Meal kit brands like Blue Apron are experiencing spikes in sales as they become an increasingly popular resource for home chefs.  And weekly, chefs from the James Beard Foundation, a non-profit group supporting culinary arts, along with The Infatuation foodie group, share tips on making restaurant food at home. 

Many consumers are balancing the calories from those creative meals with more time working out in home-based makeshift gyms, walking, enjoying outside time with their families, and even joining in on virtual fitness classes. More than 1 in 4 survey takers (28%) say focusing on virtual fitness or getting outdoors is one of the ways they are making the most of their time at home. Many fitness apps are making access easier, including Nike who is offering its workout app free.

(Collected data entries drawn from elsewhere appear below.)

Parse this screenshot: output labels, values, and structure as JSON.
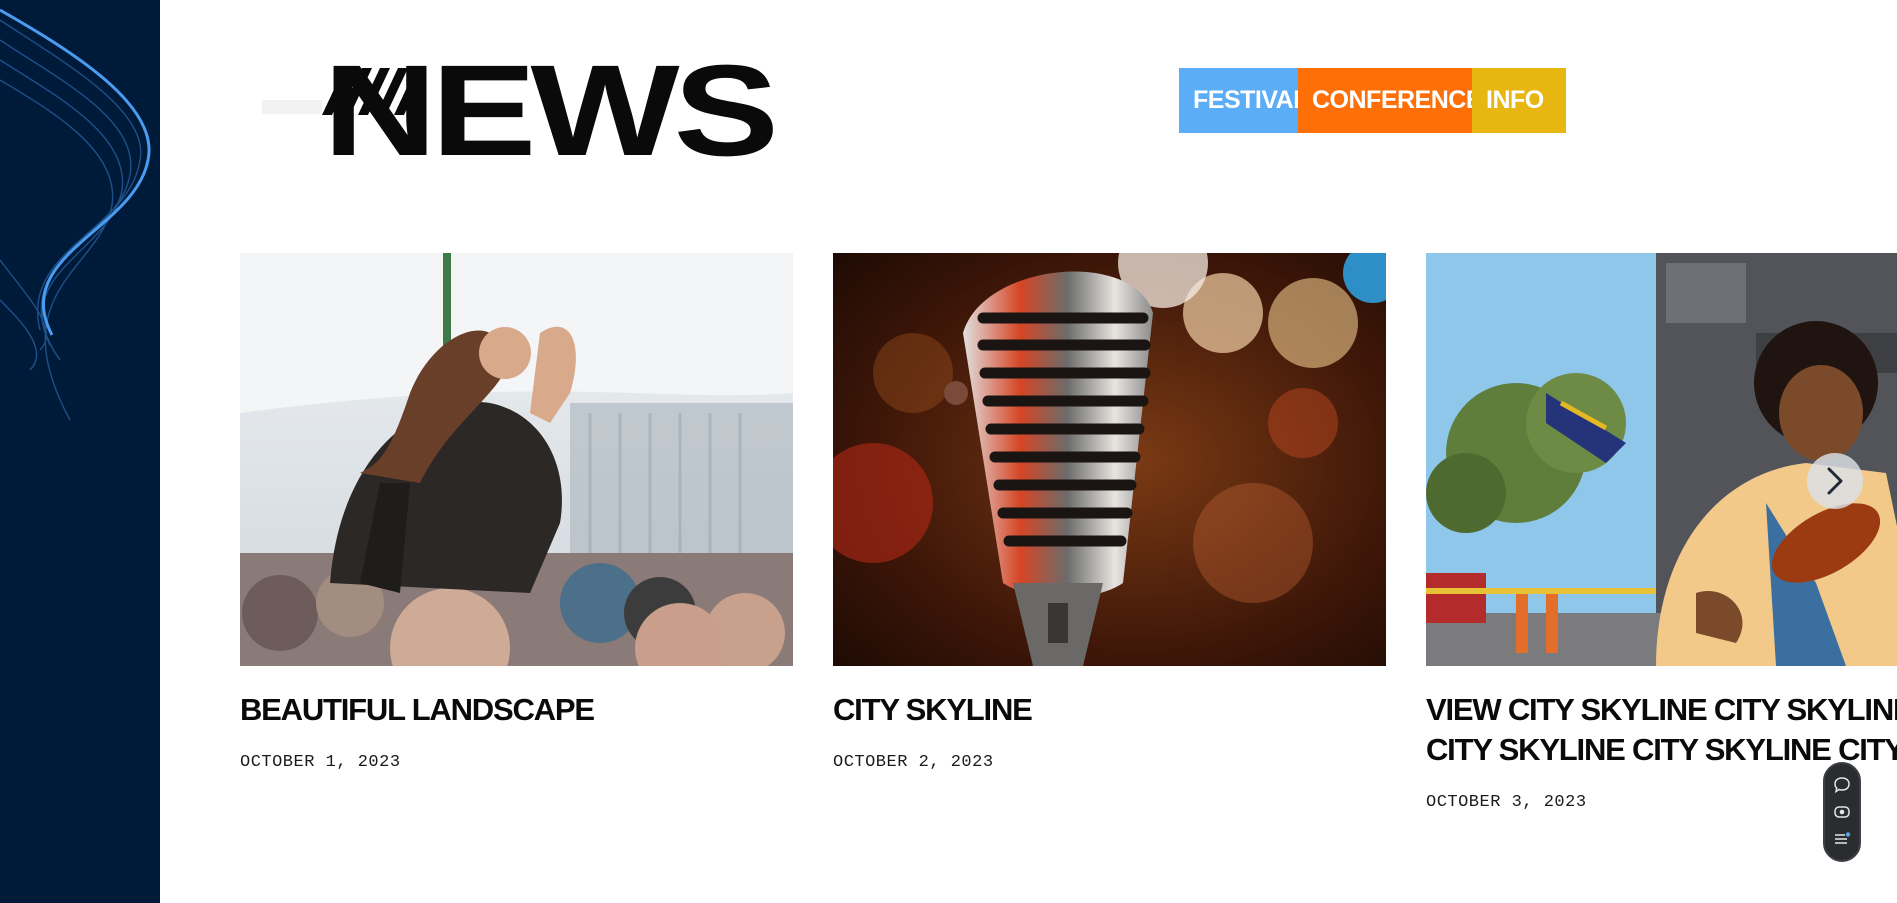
{
  "page": {
    "title": "NEWS"
  },
  "filters": [
    {
      "label": "FESTIVAL",
      "color": "#5aadf6"
    },
    {
      "label": "CONFERENCE",
      "color": "#ff6f08"
    },
    {
      "label": "INFO",
      "color": "#e7b611"
    }
  ],
  "cards": [
    {
      "title": "BEAUTIFUL LANDSCAPE",
      "date": "OCTOBER 1, 2023",
      "image": "festival-crowd-photo"
    },
    {
      "title": "CITY SKYLINE",
      "date": "OCTOBER 2, 2023",
      "image": "vintage-microphone-photo"
    },
    {
      "title_line1": "VIEW CITY SKYLINE CITY SKYLINE",
      "title_line2": "CITY SKYLINE CITY SKYLINE CITY",
      "date": "OCTOBER 3, 2023",
      "image": "street-violinist-photo"
    }
  ],
  "carousel": {
    "next_icon": "chevron-right-icon"
  },
  "floating_toolbar": {
    "icons": [
      "chat-icon",
      "eye-icon",
      "list-settings-icon"
    ]
  },
  "colors": {
    "sidebar": "#001a3a",
    "accent_line": "#3b86d8",
    "text": "#0a0a0a"
  }
}
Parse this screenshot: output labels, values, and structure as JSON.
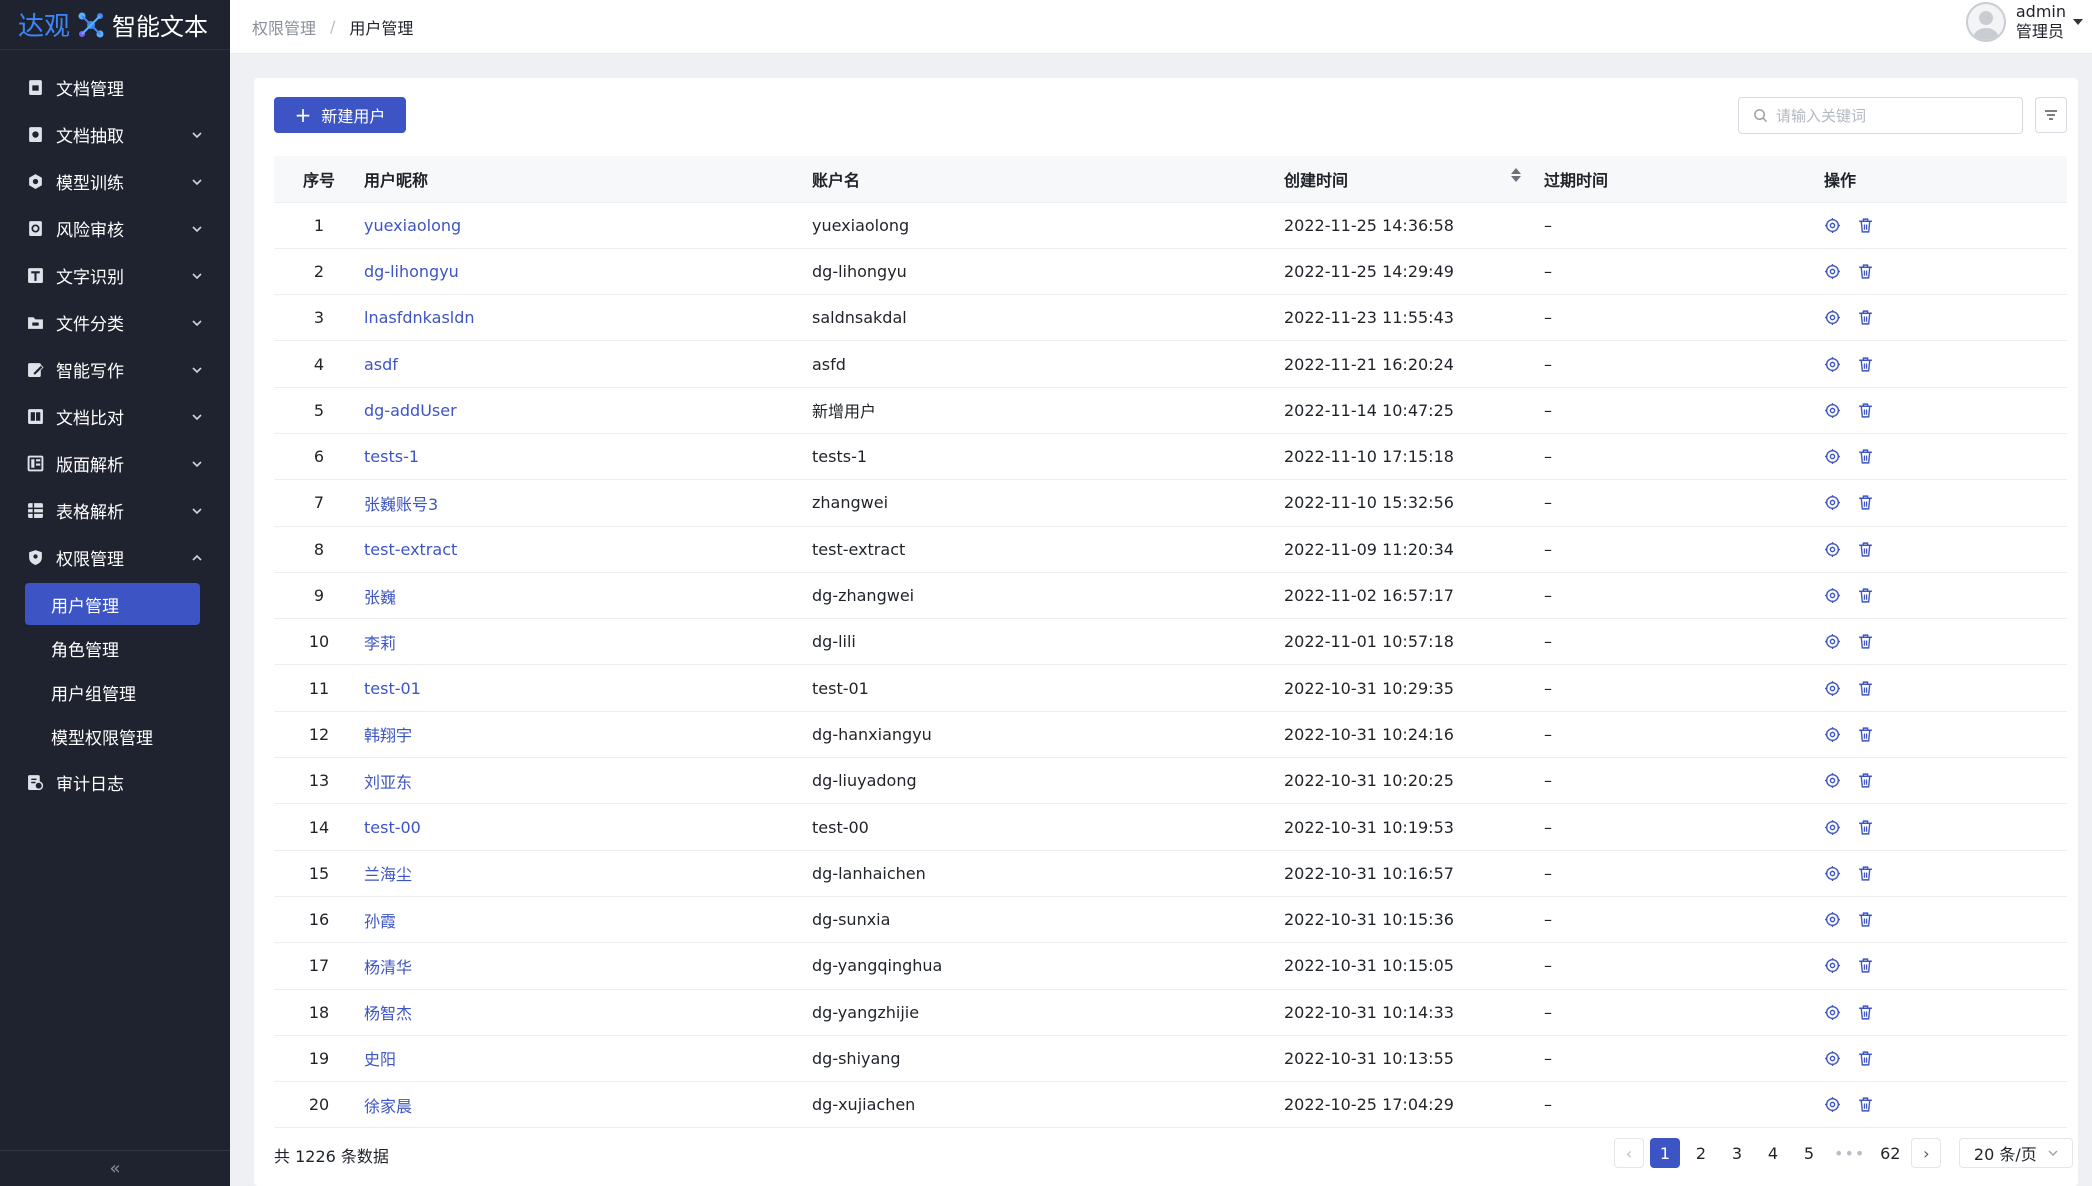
{
  "brand": {
    "name_left": "达观",
    "name_right": "智能文本"
  },
  "sidebar": {
    "items": [
      {
        "label": "文档管理",
        "icon": "document-icon",
        "has_children": false
      },
      {
        "label": "文档抽取",
        "icon": "extract-icon",
        "has_children": true
      },
      {
        "label": "模型训练",
        "icon": "model-icon",
        "has_children": true
      },
      {
        "label": "风险审核",
        "icon": "risk-icon",
        "has_children": true
      },
      {
        "label": "文字识别",
        "icon": "text-ocr-icon",
        "has_children": true
      },
      {
        "label": "文件分类",
        "icon": "folder-icon",
        "has_children": true
      },
      {
        "label": "智能写作",
        "icon": "edit-icon",
        "has_children": true
      },
      {
        "label": "文档比对",
        "icon": "compare-icon",
        "has_children": true
      },
      {
        "label": "版面解析",
        "icon": "layout-icon",
        "has_children": true
      },
      {
        "label": "表格解析",
        "icon": "table-icon",
        "has_children": true
      },
      {
        "label": "权限管理",
        "icon": "shield-icon",
        "has_children": true,
        "expanded": true
      }
    ],
    "sub_items": [
      {
        "label": "用户管理",
        "active": true
      },
      {
        "label": "角色管理",
        "active": false
      },
      {
        "label": "用户组管理",
        "active": false
      },
      {
        "label": "模型权限管理",
        "active": false
      }
    ],
    "audit": {
      "label": "审计日志",
      "icon": "audit-log-icon"
    },
    "collapse_glyph": "«"
  },
  "header": {
    "breadcrumb_parent": "权限管理",
    "breadcrumb_sep": "/",
    "breadcrumb_current": "用户管理",
    "user_name": "admin",
    "user_role": "管理员"
  },
  "toolbar": {
    "new_user_label": "新建用户",
    "search_placeholder": "请输入关键词"
  },
  "table": {
    "columns": {
      "index": "序号",
      "nickname": "用户昵称",
      "account": "账户名",
      "created": "创建时间",
      "expire": "过期时间",
      "ops": "操作"
    },
    "rows": [
      {
        "index": "1",
        "nickname": "yuexiaolong",
        "account": "yuexiaolong",
        "created": "2022-11-25 14:36:58",
        "expire": "–"
      },
      {
        "index": "2",
        "nickname": "dg-lihongyu",
        "account": "dg-lihongyu",
        "created": "2022-11-25 14:29:49",
        "expire": "–"
      },
      {
        "index": "3",
        "nickname": "lnasfdnkasldn",
        "account": "saldnsakdal",
        "created": "2022-11-23 11:55:43",
        "expire": "–"
      },
      {
        "index": "4",
        "nickname": "asdf",
        "account": "asfd",
        "created": "2022-11-21 16:20:24",
        "expire": "–"
      },
      {
        "index": "5",
        "nickname": "dg-addUser",
        "account": "新增用户",
        "created": "2022-11-14 10:47:25",
        "expire": "–"
      },
      {
        "index": "6",
        "nickname": "tests-1",
        "account": "tests-1",
        "created": "2022-11-10 17:15:18",
        "expire": "–"
      },
      {
        "index": "7",
        "nickname": "张巍账号3",
        "account": "zhangwei",
        "created": "2022-11-10 15:32:56",
        "expire": "–"
      },
      {
        "index": "8",
        "nickname": "test-extract",
        "account": "test-extract",
        "created": "2022-11-09 11:20:34",
        "expire": "–"
      },
      {
        "index": "9",
        "nickname": "张巍",
        "account": "dg-zhangwei",
        "created": "2022-11-02 16:57:17",
        "expire": "–"
      },
      {
        "index": "10",
        "nickname": "李莉",
        "account": "dg-lili",
        "created": "2022-11-01 10:57:18",
        "expire": "–"
      },
      {
        "index": "11",
        "nickname": "test-01",
        "account": "test-01",
        "created": "2022-10-31 10:29:35",
        "expire": "–"
      },
      {
        "index": "12",
        "nickname": "韩翔宇",
        "account": "dg-hanxiangyu",
        "created": "2022-10-31 10:24:16",
        "expire": "–"
      },
      {
        "index": "13",
        "nickname": "刘亚东",
        "account": "dg-liuyadong",
        "created": "2022-10-31 10:20:25",
        "expire": "–"
      },
      {
        "index": "14",
        "nickname": "test-00",
        "account": "test-00",
        "created": "2022-10-31 10:19:53",
        "expire": "–"
      },
      {
        "index": "15",
        "nickname": "兰海尘",
        "account": "dg-lanhaichen",
        "created": "2022-10-31 10:16:57",
        "expire": "–"
      },
      {
        "index": "16",
        "nickname": "孙霞",
        "account": "dg-sunxia",
        "created": "2022-10-31 10:15:36",
        "expire": "–"
      },
      {
        "index": "17",
        "nickname": "杨清华",
        "account": "dg-yangqinghua",
        "created": "2022-10-31 10:15:05",
        "expire": "–"
      },
      {
        "index": "18",
        "nickname": "杨智杰",
        "account": "dg-yangzhijie",
        "created": "2022-10-31 10:14:33",
        "expire": "–"
      },
      {
        "index": "19",
        "nickname": "史阳",
        "account": "dg-shiyang",
        "created": "2022-10-31 10:13:55",
        "expire": "–"
      },
      {
        "index": "20",
        "nickname": "徐家晨",
        "account": "dg-xujiachen",
        "created": "2022-10-25 17:04:29",
        "expire": "–"
      }
    ]
  },
  "footer": {
    "total_text": "共 1226 条数据",
    "pages": [
      "1",
      "2",
      "3",
      "4",
      "5"
    ],
    "current_page": "1",
    "ellipsis": "•••",
    "last_page": "62",
    "prev_glyph": "‹",
    "next_glyph": "›",
    "page_size": "20 条/页"
  },
  "colors": {
    "primary": "#3d55c4",
    "sidebar_bg": "#1f2330",
    "link": "#3d55c4"
  }
}
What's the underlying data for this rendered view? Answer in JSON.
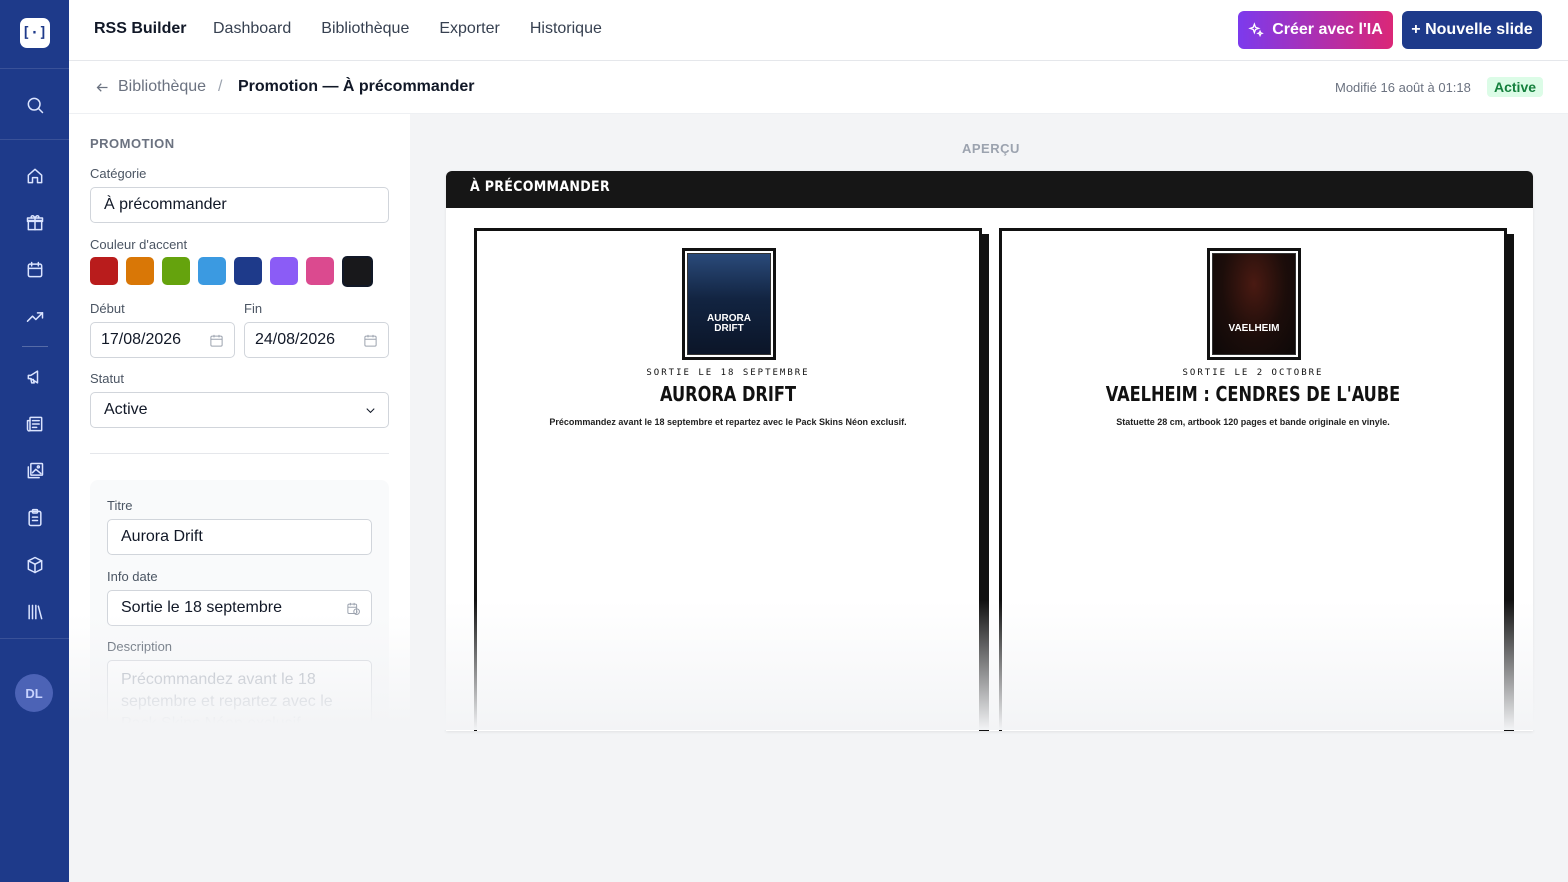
{
  "app": {
    "title": "RSS Builder",
    "logo": "[·]",
    "avatar_initials": "DL"
  },
  "nav": {
    "items": [
      "Dashboard",
      "Bibliothèque",
      "Exporter",
      "Historique"
    ]
  },
  "actions": {
    "ai_label": "Créer avec l'IA",
    "new_slide_label": "+ Nouvelle slide"
  },
  "breadcrumb": {
    "back_label": "Bibliothèque",
    "separator": "/",
    "current": "Promotion — À précommander"
  },
  "meta": {
    "modified": "Modifié 16 août à 01:18",
    "status_badge": "Active"
  },
  "form": {
    "section_title": "PROMOTION",
    "category_label": "Catégorie",
    "category_value": "À précommander",
    "accent_label": "Couleur d'accent",
    "accent_colors": [
      "#b91c1c",
      "#d97706",
      "#65a30d",
      "#3b9ae1",
      "#1e3a8a",
      "#8b5cf6",
      "#db4a8f",
      "#18181b"
    ],
    "start_label": "Début",
    "start_value": "17/08/2026",
    "end_label": "Fin",
    "end_value": "24/08/2026",
    "status_label": "Statut",
    "status_value": "Active",
    "item": {
      "title_label": "Titre",
      "title_value": "Aurora Drift",
      "date_label": "Info date",
      "date_value": "Sortie le 18 septembre",
      "description_label": "Description",
      "description_value": "Précommandez avant le 18 septembre et repartez avec le Pack Skins Néon exclusif."
    }
  },
  "preview": {
    "label": "APERÇU",
    "header": "À PRÉCOMMANDER",
    "cards": [
      {
        "cover_text": "AURORA DRIFT",
        "date": "SORTIE LE 18 SEPTEMBRE",
        "title": "AURORA DRIFT",
        "description": "Précommandez avant le 18 septembre et repartez avec le Pack Skins Néon exclusif."
      },
      {
        "cover_text": "VAELHEIM",
        "date": "SORTIE LE 2 OCTOBRE",
        "title": "VAELHEIM : CENDRES DE L'AUBE",
        "description": "Statuette 28 cm, artbook 120 pages et bande originale en vinyle."
      }
    ]
  }
}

In light of this, food brands should consider partnering with gyms and trainers influencers to supplement food content with quick, easy doable workouts for home.


Even though the statistics are sobering and headlines grim, American consumers are reflecting the spirit of resilience and optimism. They are making the best of a challenging situation, and making the most out of our time sheltering in place. They are reconstituting aspects of life that had been back burnered, finding ways to weave together a super-charged digital-first way of working with old-school togetherness. Newfound hobbies and back-to-basics sensibilities are helping provide them with purpose and the much-needed semblance of control.  

For brands to engage with consumers now and into the recovery phase of the pandemic, we suggest three simple rules:

  1. Be present. Now is not the time to remain silent. Your consumers want to see and hear the humanity of your brand. They want encouragement and help in ways that are real for them and authentic to you. 
  2. Be human. This pandemic is touching everyone, whether through the mild inconvenience of the toilet paper hunt to the significant issue of job loss, or the medical impact of COVID-19. Engage your employees as possible to identify ways to make an impact in the communities you serve. And by all means, put your employees first.
  3. Be optimistic. Your consumers are optimistic and they want the same from you. Give them something to feel good about, and help them make the most of their time sheltering in place. Look to provide avenues for their creativity and ingenuity. And recognize and celebrate their can-do spirit and innovation.